The Gaza “Freedom Flotilla” of May 31 brought the world’s attention to the collective punishment the people of Gaza are going through. But despite the much-heralded Israeli “easing” of the siege in response to a furious world, the situation in Gaza remains much the same, and even worse for businesses there.
Donald Macintyre of the Independent (UK) tells the story of the Abu Dan garment factory. The Abu Dan’s can’t export their clothes to Israel because of the Israeli blockade of Gaza. This has been the situation for many businesses in Gaza since 2007, when the full blown air, sea and land closure was imposed on the Strip. But now, the garment factory is doing worse than it has been because of the flooding of the local market with cheap Israeli goods, a process that has been going on since the so-called “easing” of the blockade:
In a series of intensive negotiations with the Israeli Prime Minister, Benjamin Netanyahu, Quartet envoy Tony Blair managed to secure a tangible change of policy. Israel agreed to allow imports to Gaza of all goods other than those on a list of items – notably cement and other building materials deemed security risks if appropriated for military purposes by Hamas – rulers of this territory of 1.5 million people.
True, Karni remained closed, and the increase in imports to Gaza only reached below 40 per cent of pre- siege levels. But the truckloads increased to around 250 a day, and previously banned consumer goods, from chocolate to children’s toys, from refrigerators to bathtaps, from window glass to cars, have flowed into Gaza. This was good news for those Gaza consumers who can afford them, for Israeli goods are at once cheaper and better than those that were previously smuggled through tunnels from Egypt. Moreover, some unbanned raw materials including cloth for the imploded garment industry slowly began to move into the Strip, allowing some production to restart – albeit at a fraction of pre-2007 levels.
Yet for companies like the Abu Dans’ – whose decades-old, $1.5m factory was the biggest clothing enterprise in Gaza – the easing of the embargo had a perverse effect. With the ban on exports still in force, the family was now hard pressed even to sell to the local market, because of its flooding by – often Chinese made – cheap clothing coming through Israel. “They talk about easing the embargo but that means allowing in finished goods which we cannot compete with. Believe me, things are worse for us now than before it happened,” says Mr Abu Dan.

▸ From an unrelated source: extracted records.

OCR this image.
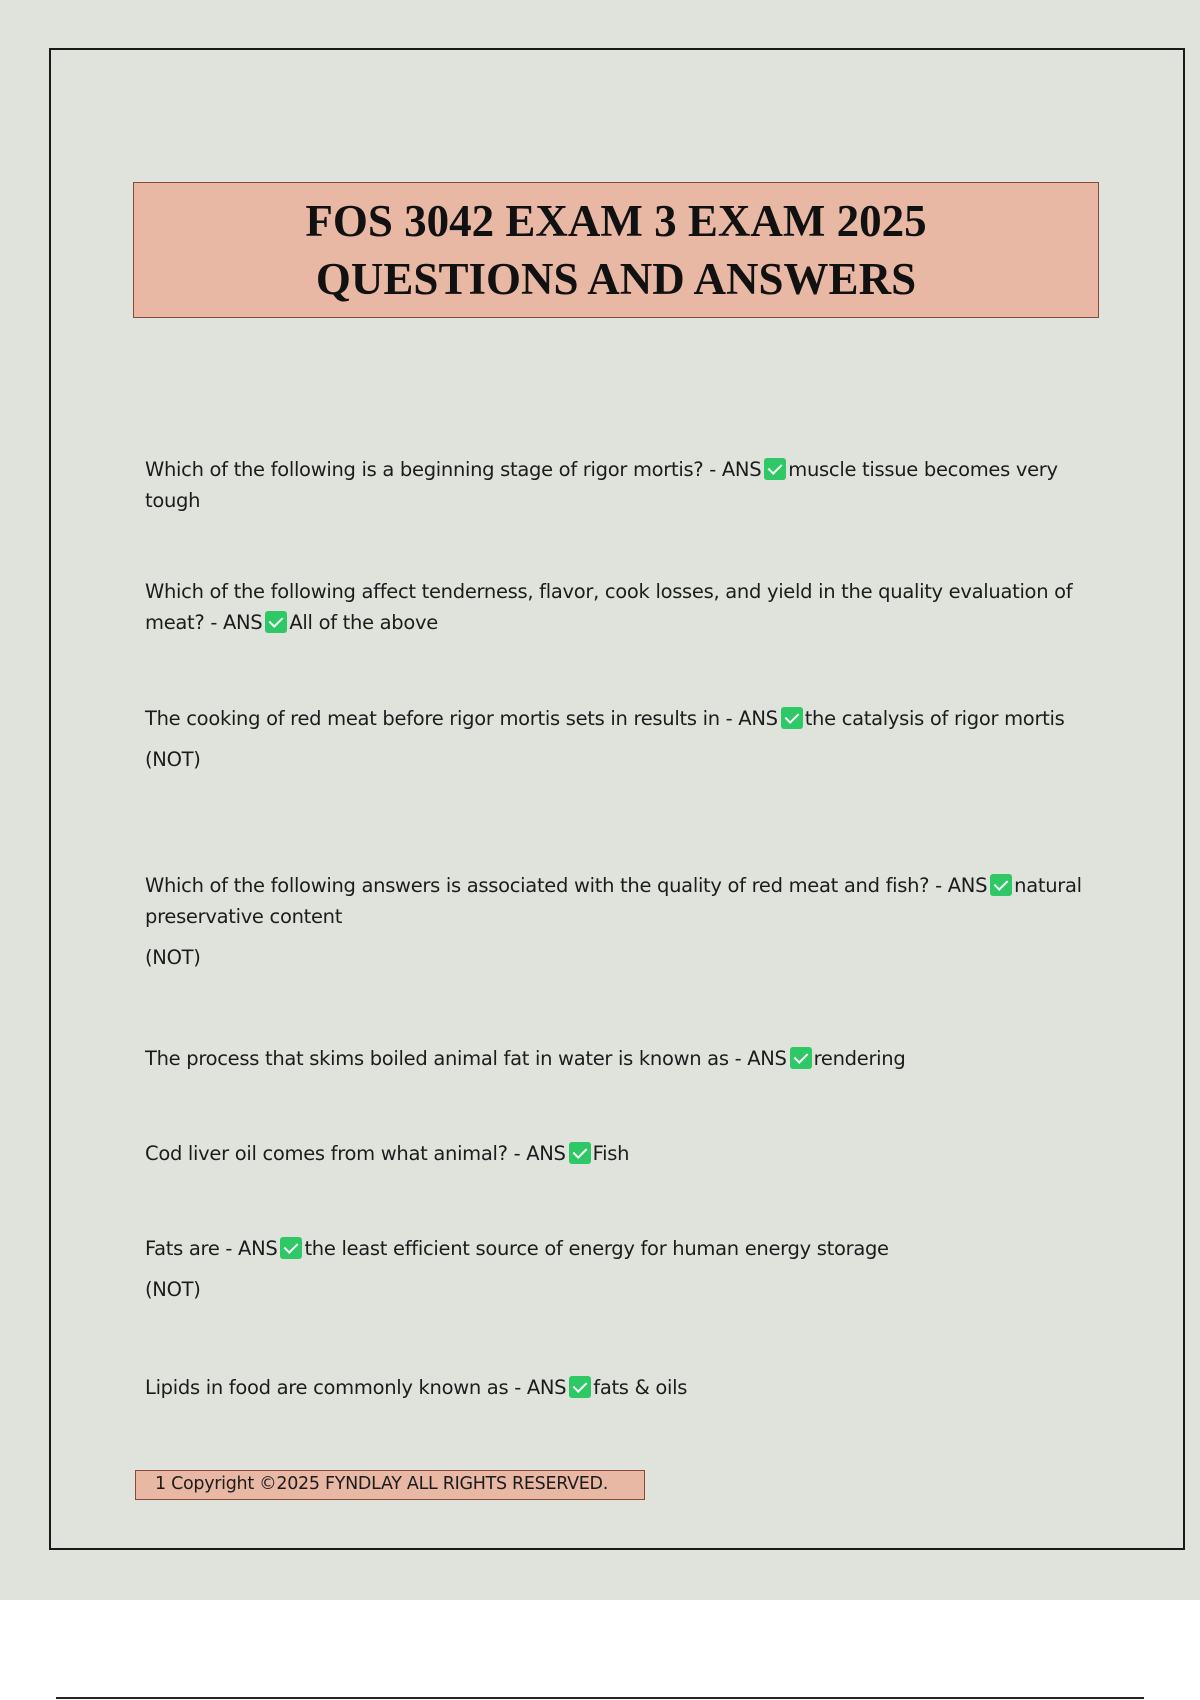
FOS 3042 EXAM 3 EXAM 2025
QUESTIONS AND ANSWERS
Which of the following is a beginning stage of rigor mortis? - ANS muscle tissue becomes very tough
Which of the following affect tenderness, flavor, cook losses, and yield in the quality evaluation of meat? - ANS All of the above
The cooking of red meat before rigor mortis sets in results in - ANS the catalysis of rigor mortis
(NOT)
Which of the following answers is associated with the quality of red meat and fish? - ANS natural preservative content
(NOT)
The process that skims boiled animal fat in water is known as - ANS rendering
Cod liver oil comes from what animal? - ANS Fish
Fats are - ANS the least efficient source of energy for human energy storage
(NOT)
Lipids in food are commonly known as - ANS fats & oils
1 Copyright ©2025 FYNDLAY ALL RIGHTS RESERVED.
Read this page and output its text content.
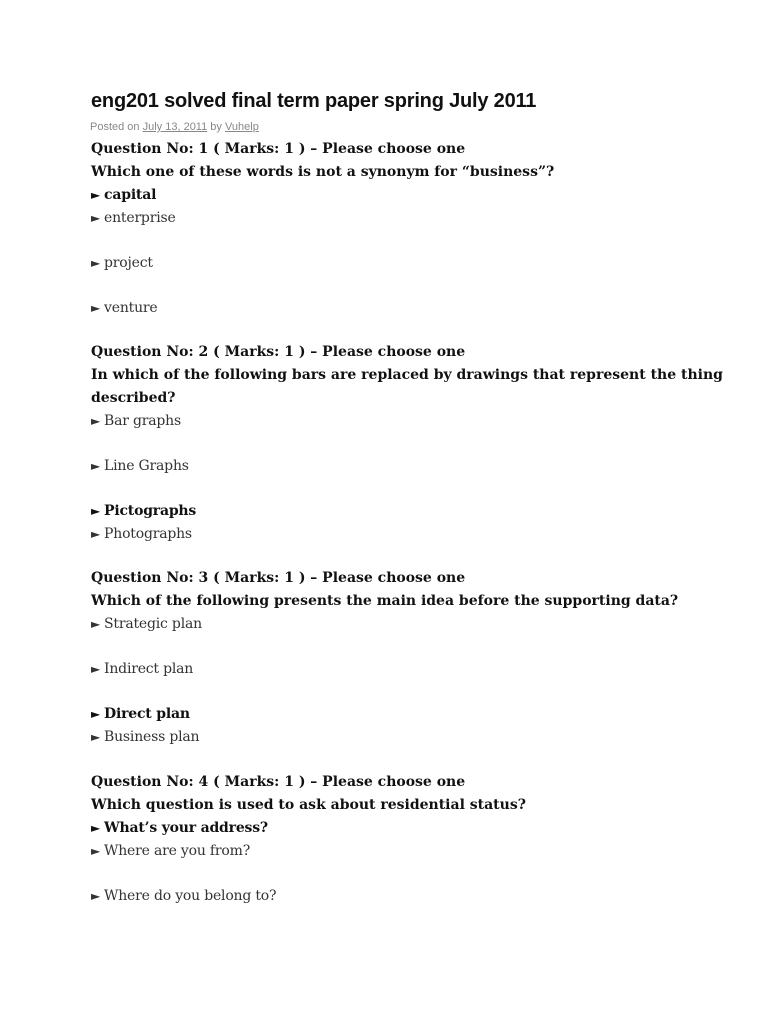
eng201 solved final term paper spring July 2011
Posted on July 13, 2011 by Vuhelp
Question No: 1 ( Marks: 1 ) – Please choose one
Which one of these words is not a synonym for “business”?
► capital
► enterprise
► project
► venture
Question No: 2 ( Marks: 1 ) – Please choose one
In which of the following bars are replaced by drawings that represent the thing described?
► Bar graphs
► Line Graphs
► Pictographs
► Photographs
Question No: 3 ( Marks: 1 ) – Please choose one
Which of the following presents the main idea before the supporting data?
► Strategic plan
► Indirect plan
► Direct plan
► Business plan
Question No: 4 ( Marks: 1 ) – Please choose one
Which question is used to ask about residential status?
► What’s your address?
► Where are you from?
► Where do you belong to?
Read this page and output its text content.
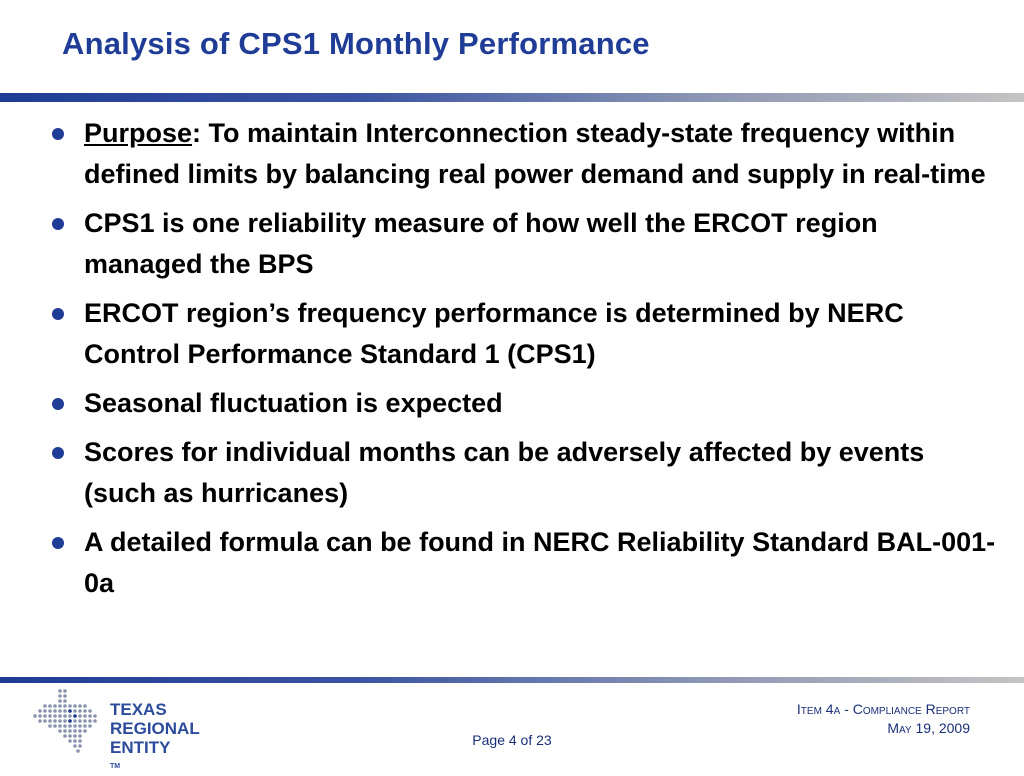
Analysis of CPS1 Monthly Performance
Purpose: To maintain Interconnection steady-state frequency within defined limits by balancing real power demand and supply in real-time
CPS1 is one reliability measure of how well the ERCOT region managed the BPS
ERCOT region’s frequency performance is determined by NERC Control Performance Standard 1 (CPS1)
Seasonal fluctuation is expected
Scores for individual months can be adversely affected by events (such as hurricanes)
A detailed formula can be found in NERC Reliability Standard BAL-001-0a
TEXAS
REGIONAL
ENTITY
TM
Item 4a - Compliance Report
May 19, 2009
Page 4 of 23
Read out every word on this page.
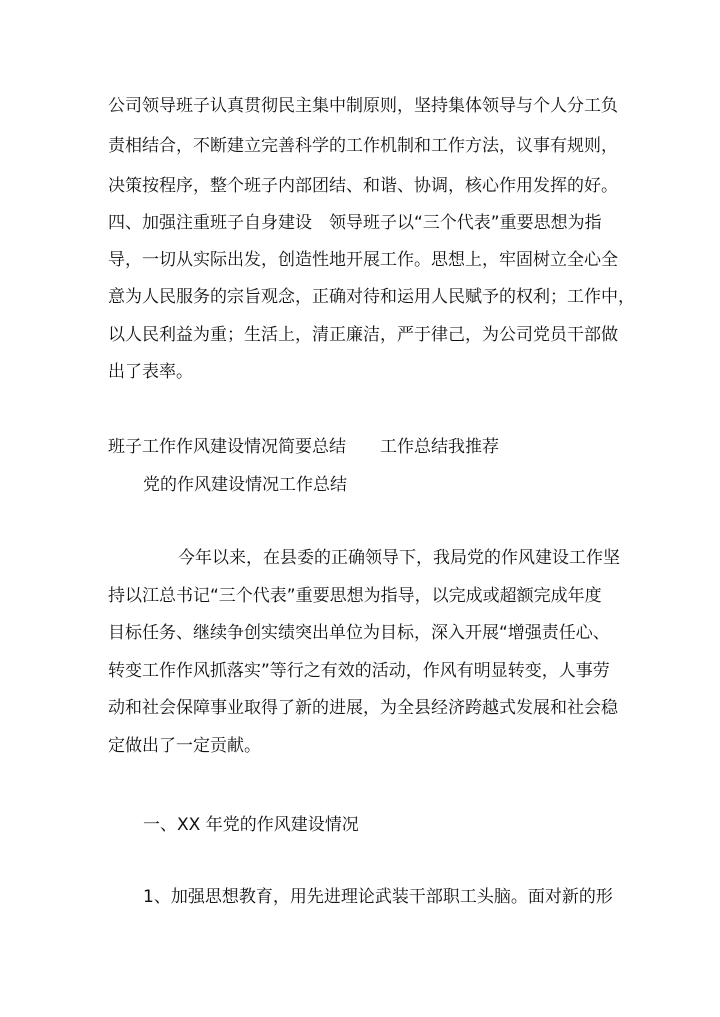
公司领导班子认真贯彻民主集中制原则，坚持集体领导与个人分工负
责相结合，不断建立完善科学的工作机制和工作方法，议事有规则，
决策按程序，整个班子内部团结、和谐、协调，核心作用发挥的好。
四、加强注重班子自身建设　领导班子以“三个代表”重要思想为指
导，一切从实际出发，创造性地开展工作。思想上，牢固树立全心全
意为人民服务的宗旨观念，正确对待和运用人民赋予的权利；工作中，
以人民利益为重；生活上，清正廉洁，严于律己，为公司党员干部做
出了表率。
班子工作作风建设情况简要总结 工作总结我推荐
党的作风建设情况工作总结
今年以来，在县委的正确领导下，我局党的作风建设工作坚
持以江总书记“三个代表”重要思想为指导，以完成或超额完成年度
目标任务、继续争创实绩突出单位为目标，深入开展“增强责任心、
转变工作作风抓落实”等行之有效的活动，作风有明显转变，人事劳
动和社会保障事业取得了新的进展，为全县经济跨越式发展和社会稳
定做出了一定贡献。
一、XX 年党的作风建设情况
1、加强思想教育，用先进理论武装干部职工头脑。面对新的形
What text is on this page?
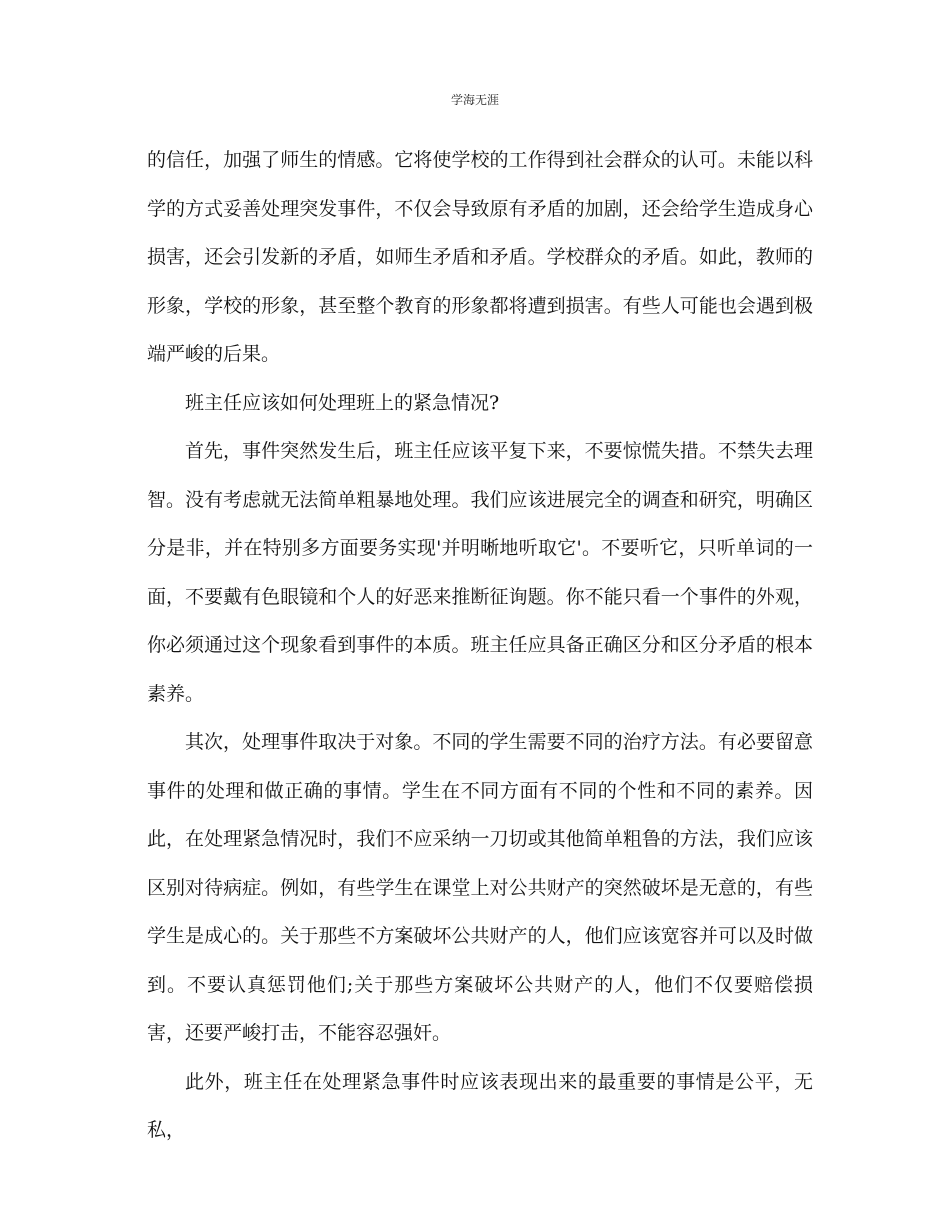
学海无涯

的信任，加强了师生的情感。它将使学校的工作得到社会群众的认可。未能以科学的方式妥善处理突发事件，不仅会导致原有矛盾的加剧，还会给学生造成身心损害，还会引发新的矛盾，如师生矛盾和矛盾。学校群众的矛盾。如此，教师的形象，学校的形象，甚至整个教育的形象都将遭到损害。有些人可能也会遇到极端严峻的后果。

班主任应该如何处理班上的紧急情况?

首先，事件突然发生后，班主任应该平复下来，不要惊慌失措。不禁失去理智。没有考虑就无法简单粗暴地处理。我们应该进展完全的调查和研究，明确区分是非，并在特别多方面要务实现'并明晰地听取它'。不要听它，只听单词的一面，不要戴有色眼镜和个人的好恶来推断征询题。你不能只看一个事件的外观，你必须通过这个现象看到事件的本质。班主任应具备正确区分和区分矛盾的根本素养。

其次，处理事件取决于对象。不同的学生需要不同的治疗方法。有必要留意事件的处理和做正确的事情。学生在不同方面有不同的个性和不同的素养。因此，在处理紧急情况时，我们不应采纳一刀切或其他简单粗鲁的方法，我们应该区别对待病症。例如，有些学生在课堂上对公共财产的突然破坏是无意的，有些学生是成心的。关于那些不方案破坏公共财产的人，他们应该宽容并可以及时做到。不要认真惩罚他们;关于那些方案破坏公共财产的人，他们不仅要赔偿损害，还要严峻打击，不能容忍强奸。

此外，班主任在处理紧急事件时应该表现出来的最重要的事情是公平，无私，
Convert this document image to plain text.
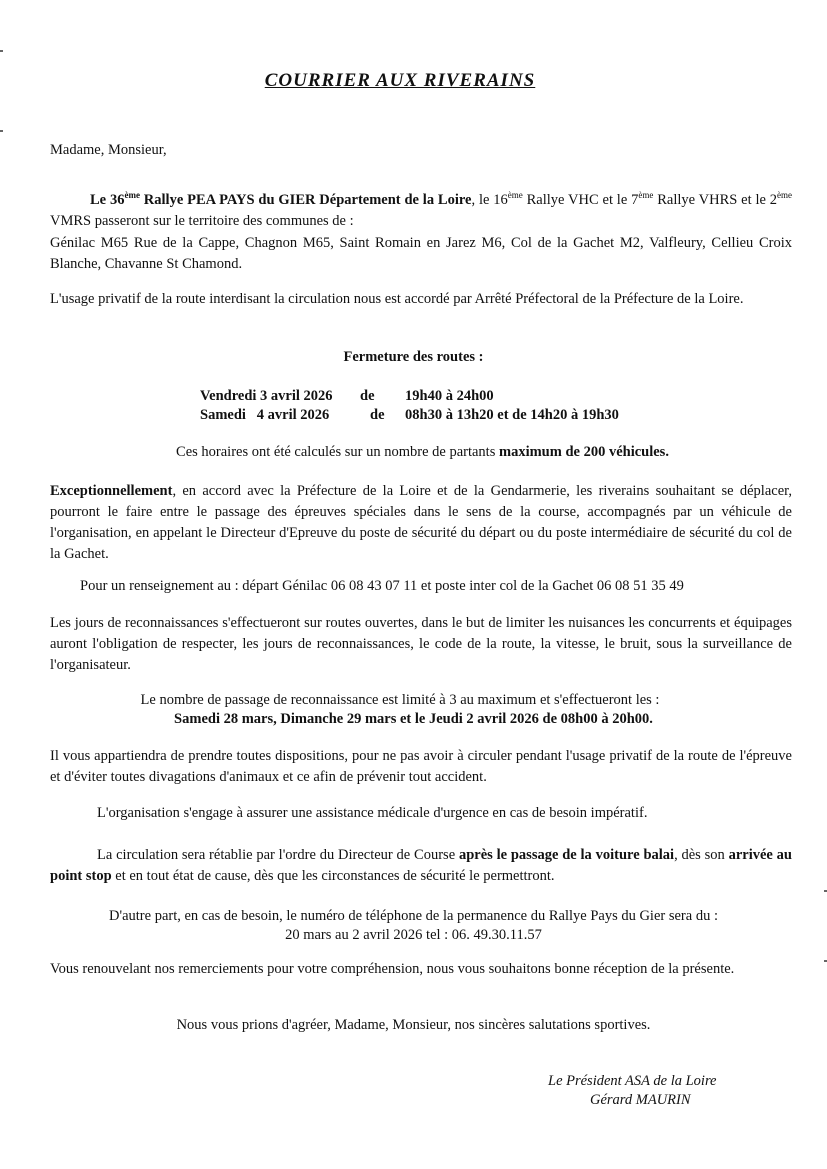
COURRIER AUX RIVERAINS
Madame, Monsieur,
Le 36ème Rallye PEA PAYS du GIER Département de la Loire, le 16ème Rallye VHC et le 7ème Rallye VHRS et le 2ème VMRS passeront sur le territoire des communes de :
Génilac M65 Rue de la Cappe, Chagnon M65, Saint Romain en Jarez M6, Col de la Gachet M2, Valfleury, Cellieu Croix Blanche, Chavanne St Chamond.
L'usage privatif de la route interdisant la circulation nous est accordé par Arrêté Préfectoral de la Préfecture de la Loire.
Fermeture des routes :
Vendredi 3 avril 2026 de 19h40 à 24h00
Samedi   4 avril 2026	de 08h30 à 13h20 et de 14h20 à 19h30
Ces horaires ont été calculés sur un nombre de partants maximum de 200 véhicules.
Exceptionnellement, en accord avec la Préfecture de la Loire et de la Gendarmerie, les riverains souhaitant se déplacer, pourront le faire entre le passage des épreuves spéciales dans le sens de la course, accompagnés par un véhicule de l'organisation, en appelant le Directeur d'Epreuve du poste de sécurité du départ ou du poste intermédiaire de sécurité du col de la Gachet.
Pour un renseignement au : départ Génilac 06 08 43 07 11 et poste inter col de la Gachet 06 08 51 35 49
Les jours de reconnaissances s'effectueront sur routes ouvertes, dans le but de limiter les nuisances les concurrents et équipages auront l'obligation de respecter, les jours de reconnaissances, le code de la route, la vitesse, le bruit, sous la surveillance de l'organisateur.
Le nombre de passage de reconnaissance est limité à 3 au maximum et s'effectueront les :
Samedi 28 mars, Dimanche 29 mars et le Jeudi 2 avril 2026 de 08h00 à 20h00.
Il vous appartiendra de prendre toutes dispositions, pour ne pas avoir à circuler pendant l'usage privatif de la route de l'épreuve et d'éviter toutes divagations d'animaux et ce afin de prévenir tout accident.
L'organisation s'engage à assurer une assistance médicale d'urgence en cas de besoin impératif.
La circulation sera rétablie par l'ordre du Directeur de Course après le passage de la voiture balai, dès son arrivée au point stop et en tout état de cause, dès que les circonstances de sécurité le permettront.
D'autre part, en cas de besoin, le numéro de téléphone de la permanence du Rallye Pays du Gier sera du :
20 mars au 2 avril 2026 tel : 06. 49.30.11.57
Vous renouvelant nos remerciements pour votre compréhension, nous vous souhaitons bonne réception de la présente.
Nous vous prions d'agréer, Madame, Monsieur, nos sincères salutations sportives.
Le Président ASA de la Loire
Gérard MAURIN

In other words, what Senator Chuck Schumer of New York approvingly called the Israeli blockade–economic strangulation–remains in place.
This piece originally appeared on Alex Kane's blog.


Thanks Alex. I’d really like to hear some hard figures on the economic situation in Gaza: GDP, GDP growth or contraction, per capita incomes, unemployment levels etc.
It seems that Israel was quite successful with it’s “easing the blockade” narrative, and the only way to counter that argument is with hard facts. For example: unemployment in Gaza now (at about 40% from what I can find out) is worse than unemployment was during the Great Depression, which topped out at about 35% in the US. Watch any documentary on the Depression and you’ll be in tears, yet Obama approves of (in spite of what he says, he approves) the situation is Gaza which is much much worse, and completely man-made.
Not related to the easing, but something else I worked out recently: Palestinians in Gaza consume 1/97,000 the amount of electricity per capita than someone in the US. Israel bombed Gaza’s electricity plant in 2006 and is still dependent on Israel to supply electricity (which it buys at an inflated price).
>>I worked that out using figures from the CIA Factbook, details in the second half of this rambling post (starting with “Now I detour for a moment and mention Gaza..”):
link to mondoweiss.net
Typo: unemployment in the US during the Depression topped at 25%, not 35%.